Su madre atravesaba un estado crítico de salud cuando decidió contarle algo que había permanecido oculto durante años. Le dijo que el hombre que figuraba como su padre no era, en realidad, su progenitor biológico. También le explicó que, en aquella época, el estigma social influyó para que su pareja la reconociera como hija.
La confesión dio una respuesta a una duda que la mujer arrastraba desde la adolescencia. Mucho tiempo antes había escuchado rumores en el pueblo sobre su origen. Esas versiones señalaban que quien aparecía como su padre podía no serlo. Ella consultó entonces a sus padres, pero ambos negaron esa posibilidad.
Los años pasaron y la incertidumbre persistió. Recién durante la enfermedad de su madre recibió una versión diferente. Según expuso después ante el fuero de Familia de Cipolletti, su madre confirmó que aquellos rumores tenían fundamento y le reveló que el reconocimiento paterno no coincidía con su origen biológico.

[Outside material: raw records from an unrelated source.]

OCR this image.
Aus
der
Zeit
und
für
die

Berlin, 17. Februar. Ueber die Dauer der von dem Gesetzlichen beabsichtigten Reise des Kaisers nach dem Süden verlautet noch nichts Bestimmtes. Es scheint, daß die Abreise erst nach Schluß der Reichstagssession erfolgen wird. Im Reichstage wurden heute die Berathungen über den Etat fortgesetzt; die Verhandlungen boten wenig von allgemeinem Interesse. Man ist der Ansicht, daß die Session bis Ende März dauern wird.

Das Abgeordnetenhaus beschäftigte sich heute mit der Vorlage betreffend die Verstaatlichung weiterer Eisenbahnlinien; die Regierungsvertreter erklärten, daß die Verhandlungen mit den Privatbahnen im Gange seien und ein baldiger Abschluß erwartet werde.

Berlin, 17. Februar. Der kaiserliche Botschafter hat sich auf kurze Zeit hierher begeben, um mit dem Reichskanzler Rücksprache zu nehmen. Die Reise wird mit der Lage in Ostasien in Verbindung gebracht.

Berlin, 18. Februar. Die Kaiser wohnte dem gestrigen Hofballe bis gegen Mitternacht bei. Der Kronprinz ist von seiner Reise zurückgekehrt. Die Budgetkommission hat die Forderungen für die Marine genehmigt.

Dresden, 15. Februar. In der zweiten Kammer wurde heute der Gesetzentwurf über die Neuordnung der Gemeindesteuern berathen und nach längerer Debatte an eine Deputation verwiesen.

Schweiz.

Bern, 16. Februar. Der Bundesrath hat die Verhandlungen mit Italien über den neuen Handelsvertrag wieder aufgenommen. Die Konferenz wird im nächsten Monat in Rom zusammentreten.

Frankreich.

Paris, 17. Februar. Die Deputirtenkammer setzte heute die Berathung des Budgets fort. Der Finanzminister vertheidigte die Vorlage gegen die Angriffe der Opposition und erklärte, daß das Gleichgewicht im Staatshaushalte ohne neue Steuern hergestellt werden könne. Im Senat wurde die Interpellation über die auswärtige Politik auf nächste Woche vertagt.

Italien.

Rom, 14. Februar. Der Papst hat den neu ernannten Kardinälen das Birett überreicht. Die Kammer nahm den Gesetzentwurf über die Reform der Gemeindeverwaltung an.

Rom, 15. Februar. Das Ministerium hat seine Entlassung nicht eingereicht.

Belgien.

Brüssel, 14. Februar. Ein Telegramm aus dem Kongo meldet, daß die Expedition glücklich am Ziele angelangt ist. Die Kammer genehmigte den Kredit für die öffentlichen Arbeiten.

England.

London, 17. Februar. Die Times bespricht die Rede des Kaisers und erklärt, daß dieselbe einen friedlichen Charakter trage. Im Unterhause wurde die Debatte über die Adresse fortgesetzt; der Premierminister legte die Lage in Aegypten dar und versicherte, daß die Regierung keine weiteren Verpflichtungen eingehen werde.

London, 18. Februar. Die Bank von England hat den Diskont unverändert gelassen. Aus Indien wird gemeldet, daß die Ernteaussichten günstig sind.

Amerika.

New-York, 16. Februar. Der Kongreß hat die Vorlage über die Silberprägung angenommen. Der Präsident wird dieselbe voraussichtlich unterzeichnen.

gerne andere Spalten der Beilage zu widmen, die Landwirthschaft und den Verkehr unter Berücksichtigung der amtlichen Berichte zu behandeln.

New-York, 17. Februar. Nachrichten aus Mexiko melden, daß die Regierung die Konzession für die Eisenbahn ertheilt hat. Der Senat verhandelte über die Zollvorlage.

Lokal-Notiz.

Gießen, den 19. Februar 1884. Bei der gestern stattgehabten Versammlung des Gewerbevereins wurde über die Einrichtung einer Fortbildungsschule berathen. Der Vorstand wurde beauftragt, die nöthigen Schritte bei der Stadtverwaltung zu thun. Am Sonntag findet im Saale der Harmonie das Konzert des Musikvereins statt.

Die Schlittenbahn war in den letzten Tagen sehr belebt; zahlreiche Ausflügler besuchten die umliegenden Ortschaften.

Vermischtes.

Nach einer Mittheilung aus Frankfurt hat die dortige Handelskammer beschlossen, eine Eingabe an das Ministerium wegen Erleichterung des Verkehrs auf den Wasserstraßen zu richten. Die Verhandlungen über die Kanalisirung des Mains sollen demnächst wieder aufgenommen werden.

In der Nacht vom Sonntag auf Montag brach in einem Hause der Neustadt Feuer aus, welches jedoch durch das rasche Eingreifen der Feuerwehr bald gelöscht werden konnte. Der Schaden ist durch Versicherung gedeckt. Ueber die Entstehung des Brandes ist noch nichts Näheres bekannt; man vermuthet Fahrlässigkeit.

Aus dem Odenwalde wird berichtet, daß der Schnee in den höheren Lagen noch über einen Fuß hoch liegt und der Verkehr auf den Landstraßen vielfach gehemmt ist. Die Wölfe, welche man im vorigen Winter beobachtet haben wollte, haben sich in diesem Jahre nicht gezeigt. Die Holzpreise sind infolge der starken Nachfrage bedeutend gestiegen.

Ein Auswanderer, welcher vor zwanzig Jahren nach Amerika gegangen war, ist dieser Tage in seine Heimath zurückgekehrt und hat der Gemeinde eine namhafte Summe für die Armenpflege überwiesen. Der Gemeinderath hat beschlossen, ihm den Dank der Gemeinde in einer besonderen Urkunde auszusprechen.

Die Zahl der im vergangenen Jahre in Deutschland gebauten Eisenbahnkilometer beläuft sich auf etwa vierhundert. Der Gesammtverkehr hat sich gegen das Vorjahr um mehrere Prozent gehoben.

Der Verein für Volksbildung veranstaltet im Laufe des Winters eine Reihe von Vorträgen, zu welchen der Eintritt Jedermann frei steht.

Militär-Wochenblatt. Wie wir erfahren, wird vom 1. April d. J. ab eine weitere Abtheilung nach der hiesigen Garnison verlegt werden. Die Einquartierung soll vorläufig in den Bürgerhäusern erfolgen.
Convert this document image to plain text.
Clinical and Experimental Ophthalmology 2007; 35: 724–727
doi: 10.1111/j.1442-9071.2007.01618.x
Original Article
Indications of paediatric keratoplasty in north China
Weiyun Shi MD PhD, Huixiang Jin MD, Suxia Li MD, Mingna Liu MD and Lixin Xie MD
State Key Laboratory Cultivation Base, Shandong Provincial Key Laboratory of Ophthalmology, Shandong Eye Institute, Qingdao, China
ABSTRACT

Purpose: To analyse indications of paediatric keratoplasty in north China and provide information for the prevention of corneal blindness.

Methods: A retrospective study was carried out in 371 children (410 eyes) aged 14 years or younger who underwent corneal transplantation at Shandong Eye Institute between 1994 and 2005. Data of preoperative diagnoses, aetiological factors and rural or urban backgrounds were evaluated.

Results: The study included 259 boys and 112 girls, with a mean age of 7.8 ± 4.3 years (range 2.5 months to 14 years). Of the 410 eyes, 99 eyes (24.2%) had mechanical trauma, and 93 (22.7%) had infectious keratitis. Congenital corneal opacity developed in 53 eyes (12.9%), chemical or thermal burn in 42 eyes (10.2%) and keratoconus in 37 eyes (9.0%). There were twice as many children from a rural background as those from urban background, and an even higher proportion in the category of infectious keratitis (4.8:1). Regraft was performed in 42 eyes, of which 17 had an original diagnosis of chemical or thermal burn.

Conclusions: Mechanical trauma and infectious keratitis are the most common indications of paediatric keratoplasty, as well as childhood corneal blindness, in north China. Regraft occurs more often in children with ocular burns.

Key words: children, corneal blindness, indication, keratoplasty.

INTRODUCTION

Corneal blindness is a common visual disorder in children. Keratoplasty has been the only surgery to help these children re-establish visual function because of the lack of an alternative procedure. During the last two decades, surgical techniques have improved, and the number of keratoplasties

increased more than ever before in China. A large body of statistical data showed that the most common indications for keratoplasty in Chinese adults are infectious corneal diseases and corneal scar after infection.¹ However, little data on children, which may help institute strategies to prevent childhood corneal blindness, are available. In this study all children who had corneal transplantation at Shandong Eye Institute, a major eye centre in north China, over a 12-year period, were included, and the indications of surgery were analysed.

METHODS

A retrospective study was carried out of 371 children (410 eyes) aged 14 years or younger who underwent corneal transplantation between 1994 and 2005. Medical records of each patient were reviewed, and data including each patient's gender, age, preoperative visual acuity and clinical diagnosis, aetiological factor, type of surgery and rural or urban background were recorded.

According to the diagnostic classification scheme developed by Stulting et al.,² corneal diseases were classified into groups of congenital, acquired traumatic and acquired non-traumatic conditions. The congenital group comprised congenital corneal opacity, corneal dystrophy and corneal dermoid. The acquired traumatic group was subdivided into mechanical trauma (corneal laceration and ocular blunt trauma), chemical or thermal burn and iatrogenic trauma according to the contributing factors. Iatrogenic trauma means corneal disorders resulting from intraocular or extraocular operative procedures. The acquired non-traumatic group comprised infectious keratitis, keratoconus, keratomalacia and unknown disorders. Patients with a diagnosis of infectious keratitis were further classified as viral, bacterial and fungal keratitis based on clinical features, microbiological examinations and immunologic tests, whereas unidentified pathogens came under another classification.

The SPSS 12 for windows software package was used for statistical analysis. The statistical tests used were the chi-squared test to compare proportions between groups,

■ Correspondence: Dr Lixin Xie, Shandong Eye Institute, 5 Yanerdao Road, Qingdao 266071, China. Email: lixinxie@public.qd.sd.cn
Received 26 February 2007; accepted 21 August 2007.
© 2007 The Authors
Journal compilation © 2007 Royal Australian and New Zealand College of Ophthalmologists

Poco tiempo después, la mujer murió.
Tras esa revelación, la hija inició una acción judicial para impugnar el reconocimiento paterno. También explicó que no mantenía vínculo con el hombre que figuraba como su padre y pidió dejar de usar el apellido que llevó durante gran parte de su vida. Según relató en el expediente, la relación con él había sido conflictiva.
El hombre recibió la notificación de la causa, pero no se presentó ni contestó el planteo. El proceso avanzó y se ordenó una pericia genética para establecer si existía vínculo biológico.
El resultado aportó una respuesta concreta. El informe de ADN descartó la paternidad y señaló que los estudios excluyen biológicamente la existencia de ese vínculo. La pericia también determinó que las personas examinadas, aunque compartían vínculo materno, tenían distintos padres biológicos.
A partir de esa prueba, el fallo analizó el derecho a la identidad y el valor del conocimiento del origen biológico. La sentencia sostuvo que ese conocimiento constituye un aspecto central de la identidad personal y recordó que cada persona debe contar con una posibilidad concreta de acceder a esa información.
El fallo también repasó doctrina y antecedentes sobre la relevancia de las pruebas genéticas en este tipo de procesos. Con base en las constancias de la causa y en el resultado del estudio de ADN, hizo lugar a la impugnación del reconocimiento paterno y dispuso dejar sin efecto la filiación que figuraba en la documentación de la mujer.
La resolución también abordó el pedido relacionado con el apellido. La mujer solicitó su modificación y el hombre no formuló oposición. En esa instancia se aceptó el planteo y se ordenó comunicar la decisión al Registro Civil para que efectuara la inscripción de acuerdo con lo establecido en la sentencia.